A file listing peers must be provided to store the list of hostnames
and mac addresses in the driver. The omx_init_peers tool may be used
to setup this list. The omx_init startup script takes care of running
omx_init_peers automatically using /etc/open-mx/peers when it exists.
The contents of the file is one line per peer, each containing
2 fields (separated by spaces or tabs):
* a mac address (6 colon-separated numbers)
* a board hostname (<hostname>:<ifacenumber>)
++============================++
|| V. Native MX Compatibility ||
++============================++
Open-MX provides API, ABI and wire-compatibility with the native MX stack.
+-------------------------
| V.a. Wire-compatibility
If you need some Open-MX hosts to talk to some MX hosts, you should
enable wire-compatibility (it is disabled by default).

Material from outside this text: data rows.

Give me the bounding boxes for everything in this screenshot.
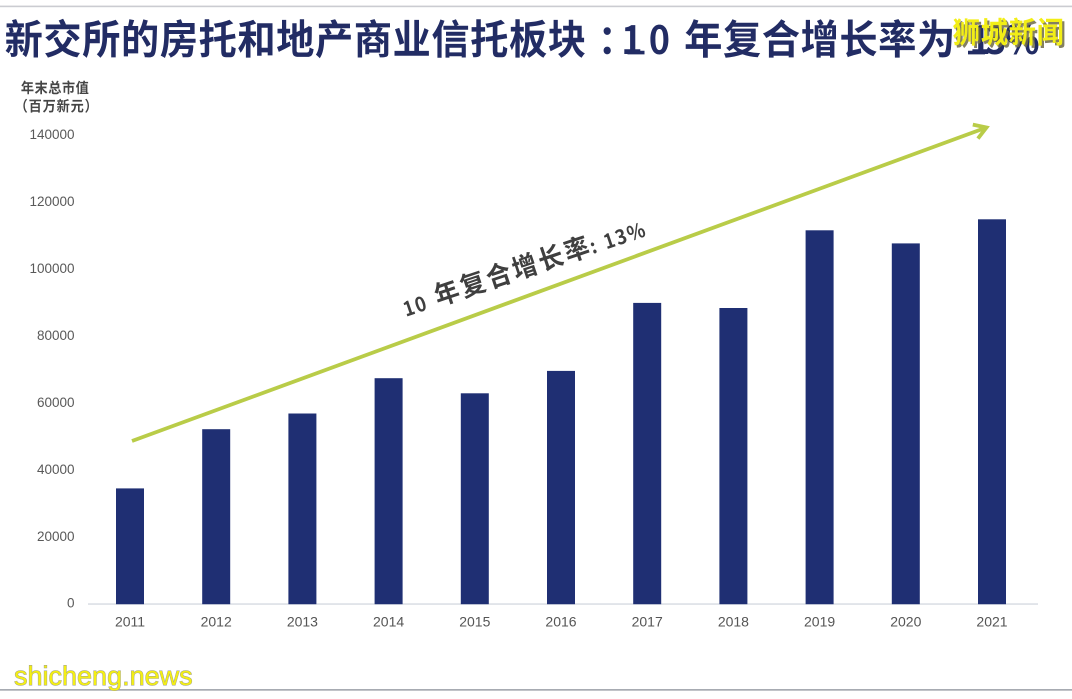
svg-text:100000: 100000 bbox=[29, 261, 74, 276]
svg-text:2019: 2019 bbox=[804, 614, 835, 630]
svg-text:2016: 2016 bbox=[545, 614, 576, 630]
svg-text:2021: 2021 bbox=[976, 614, 1007, 630]
svg-text:2013: 2013 bbox=[287, 614, 318, 630]
svg-text:2015: 2015 bbox=[459, 614, 490, 630]
svg-text:2020: 2020 bbox=[890, 614, 921, 630]
svg-text:2011: 2011 bbox=[115, 614, 145, 630]
svg-text:40000: 40000 bbox=[37, 462, 75, 477]
svg-text:2012: 2012 bbox=[201, 614, 232, 630]
svg-text:shicheng.news: shicheng.news bbox=[14, 661, 193, 691]
svg-text:2017: 2017 bbox=[632, 614, 663, 630]
svg-text:2018: 2018 bbox=[718, 614, 749, 630]
svg-text:120000: 120000 bbox=[29, 194, 74, 209]
svg-text:60000: 60000 bbox=[37, 395, 75, 410]
svg-text:140000: 140000 bbox=[29, 127, 74, 142]
svg-text:20000: 20000 bbox=[37, 529, 75, 544]
svg-text:80000: 80000 bbox=[37, 328, 75, 343]
svg-text:0: 0 bbox=[67, 596, 75, 611]
svg-text:2014: 2014 bbox=[373, 614, 404, 630]
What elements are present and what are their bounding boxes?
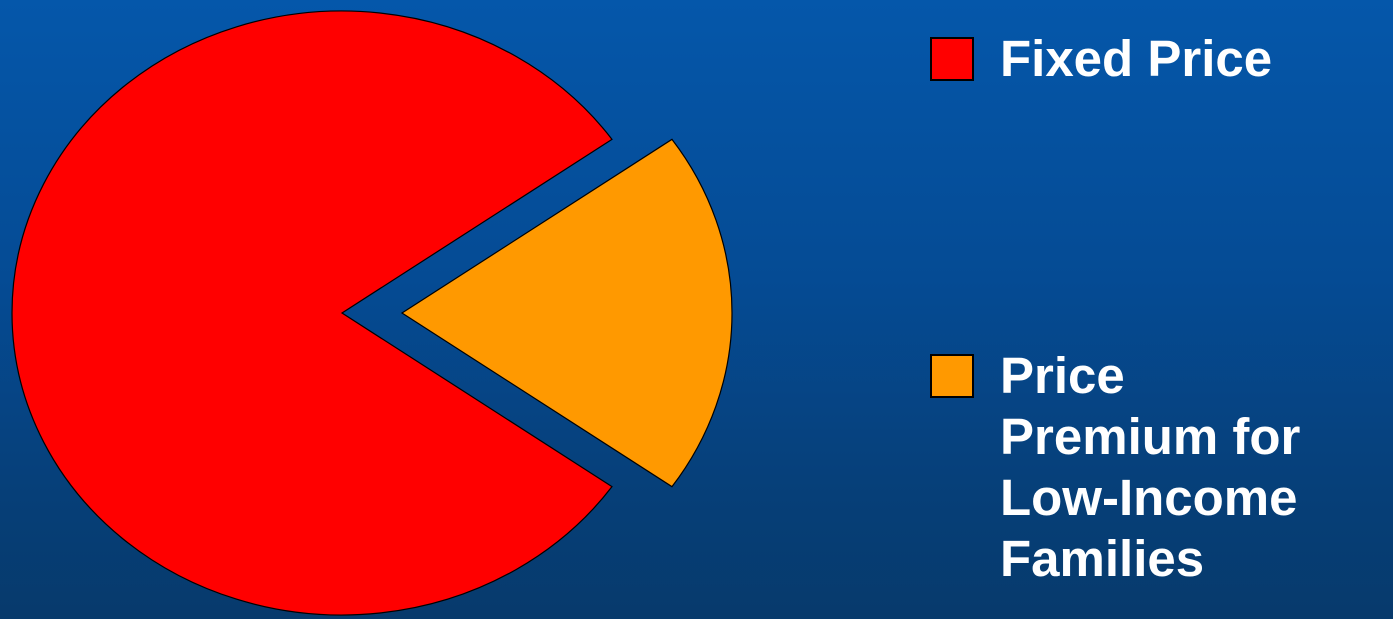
legend-swatch-price-premium-for-low-income-families — [930, 354, 974, 398]
legend-label-line: Low-Income — [1000, 469, 1298, 526]
legend: Fixed Price Price Premium for Low-Income Fam… — [930, 30, 1301, 587]
legend-label-line: Fixed Price — [1000, 30, 1272, 87]
pie-slices — [11, 10, 733, 616]
legend-swatch-fixed-price — [930, 37, 974, 81]
legend-label-line: Families — [1000, 530, 1204, 587]
legend-label-line: Price — [1000, 347, 1125, 404]
legend-label-fixed-price: Fixed Price — [1000, 30, 1272, 87]
pie-slice-fixed-price — [11, 10, 613, 616]
pie-slice-price-premium-for-low-income-families — [400, 138, 733, 488]
legend-label-line: Premium for — [1000, 408, 1301, 465]
legend-label-price-premium-for-low-income-families: Price Premium for Low-Income Families — [1000, 347, 1301, 587]
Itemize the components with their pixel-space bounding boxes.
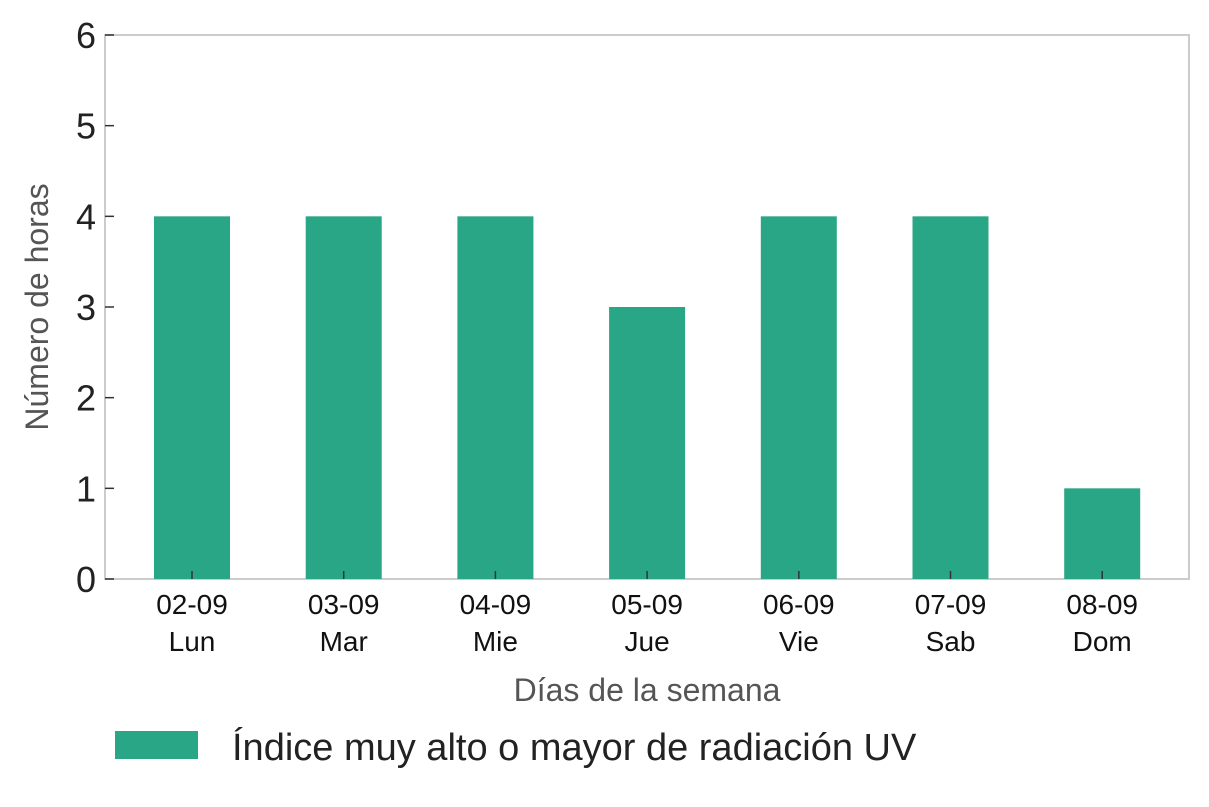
x-axis-label: Días de la semana (514, 672, 781, 708)
bar-vie (760, 216, 837, 580)
x-tick-day: Sab (926, 626, 976, 657)
x-tick-date: 08-09 (1066, 589, 1138, 620)
y-tick-label: 2 (76, 378, 96, 419)
legend: Índice muy alto o mayor de radiación UV (115, 726, 917, 769)
y-axis-label: Número de horas (19, 183, 55, 430)
y-tick-label: 1 (76, 468, 96, 509)
x-axis-ticks: 02-09 Lun 03-09 Mar 04-09 Mie 05-09 Jue 06-09 Vie… (156, 571, 1138, 657)
y-tick-label: 6 (76, 15, 96, 56)
bar-mie (457, 216, 534, 580)
x-tick-day: Mie (473, 626, 518, 657)
y-tick-label: 0 (76, 559, 96, 600)
bars-group (154, 216, 1141, 580)
x-tick-date: 03-09 (308, 589, 380, 620)
bar-lun (154, 216, 230, 580)
x-tick-date: 07-09 (915, 589, 987, 620)
x-tick-day: Dom (1073, 626, 1132, 657)
x-tick-day: Lun (169, 626, 216, 657)
x-tick-date: 02-09 (156, 589, 228, 620)
bar-sab (912, 216, 989, 580)
y-axis-ticks: 0 1 2 3 4 5 6 (76, 15, 114, 600)
x-tick-day: Vie (779, 626, 819, 657)
legend-swatch (115, 731, 198, 759)
legend-label: Índice muy alto o mayor de radiación UV (232, 726, 917, 769)
y-tick-label: 5 (76, 106, 96, 147)
bar-dom (1064, 488, 1141, 579)
x-tick-day: Mar (320, 626, 368, 657)
x-tick-date: 06-09 (763, 589, 835, 620)
x-tick-date: 04-09 (460, 589, 532, 620)
y-tick-label: 3 (76, 287, 96, 328)
bar-jue (609, 307, 686, 579)
x-tick-day: Jue (625, 626, 670, 657)
y-tick-label: 4 (76, 196, 96, 237)
bar-mar (305, 216, 382, 580)
x-tick-date: 05-09 (611, 589, 683, 620)
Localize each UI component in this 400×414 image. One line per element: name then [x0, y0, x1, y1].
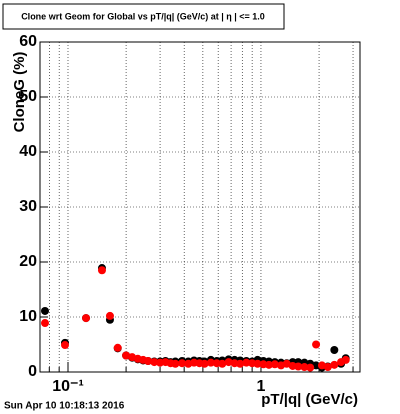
data-point [264, 360, 273, 369]
data-point [82, 314, 91, 323]
data-point [200, 359, 209, 368]
data-point [242, 358, 251, 367]
data-point [178, 359, 187, 368]
data-point [253, 359, 262, 368]
data-point [312, 340, 321, 349]
y-axis-label: CloneG (%) [11, 52, 28, 133]
data-point [224, 358, 233, 367]
data-point [97, 266, 106, 275]
x-tick-label: 1 [257, 378, 266, 395]
data-point [61, 341, 70, 350]
data-point [270, 360, 279, 369]
data-point [105, 311, 114, 320]
chart-title: Clone wrt Geom for Global vs pT/|q| (GeV… [21, 11, 265, 21]
data-point [171, 359, 180, 368]
data-point [113, 343, 122, 352]
data-point [206, 358, 215, 367]
data-point [40, 319, 49, 328]
data-point [330, 346, 339, 354]
footer-date: Sun Apr 10 10:18:13 2016 [4, 401, 125, 412]
data-point [294, 362, 303, 371]
x-tick-label: 10⁻¹ [52, 378, 84, 395]
x-axis-label: pT/|q| (GeV/c) [261, 391, 358, 408]
title-box [2, 3, 285, 30]
y-tick-label: 30 [19, 198, 37, 215]
data-point [330, 360, 339, 369]
data-point [306, 363, 315, 372]
y-tick-label: 10 [19, 308, 37, 325]
y-tick-label: 40 [19, 143, 37, 160]
data-point [341, 355, 350, 364]
data-point [144, 357, 153, 365]
data-point [122, 351, 131, 360]
data-point [236, 359, 245, 368]
data-point [300, 363, 309, 372]
data-point [40, 306, 49, 315]
data-point [150, 358, 159, 367]
y-tick-label: 0 [28, 363, 37, 380]
y-tick-label: 60 [19, 33, 37, 50]
data-point [323, 363, 332, 372]
y-tick-label: 20 [19, 253, 37, 270]
y-tick-label: 50 [19, 88, 37, 105]
data-point [218, 359, 227, 368]
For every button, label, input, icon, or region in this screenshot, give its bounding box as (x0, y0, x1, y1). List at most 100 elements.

If you only have Open-MX hosts talking on the network, you can keep it
disabled to improve performance.
Once Open-MX is configured in wire compatible mode, you need to make
sure that the nodes running in native MX mode are using MX >= 1.2.5
configured in Ethernet mode.
If using dynamic peer discovery:
You have to make sure that the same peer discovery program (or "mapper")
is used on both sides. by default, MX uses the FMA by default. So the
FMA source should be unpacked as a "fma" subdirectory of the Open-MX
source so that the configure script will enable FMA by default instead
of omxoed for dynamic peer discovery.
Under some circumstances, MX may also rely on mxoed, which is
compatible with Open-MX' omxoed.
If using a static peer table:
The peer table should be setup on the Open-MX nodes as usual with
omx_init_peers, with a single entry for each Open-MX peer and each
MX peer.
On the MX nodes, each Open-MX peer with name "myhostname:0" and mac
address 00:11:22:33:44:55 should be added with:
$ mx_init_ether_peer 00:11:22:33:44:55 00:00:00:00:00:00 myhostname:0
Note that it is possible to let the regular MX dynamic discovery
map the MX-only fabric and then manually add the Open-MX peers.
To do so, the regular discovery should first be stopped with:
$ /etc/init.d/mx stop-mapper
Once peers are setup on both MX and Open-MX nodes, the fabric is ready.
+--------------------------------
| V.b. ABI and API compatibility
The Open-MX API is slightly different from the MX one, but Open-MX provides
a compatibility layer which enables:
+ To link applications that were compiled against MX
+ To build applications that were written for the MX API
This compatibility is enabled by default and has a very low overhead since
it only involves going across basic conversion routines.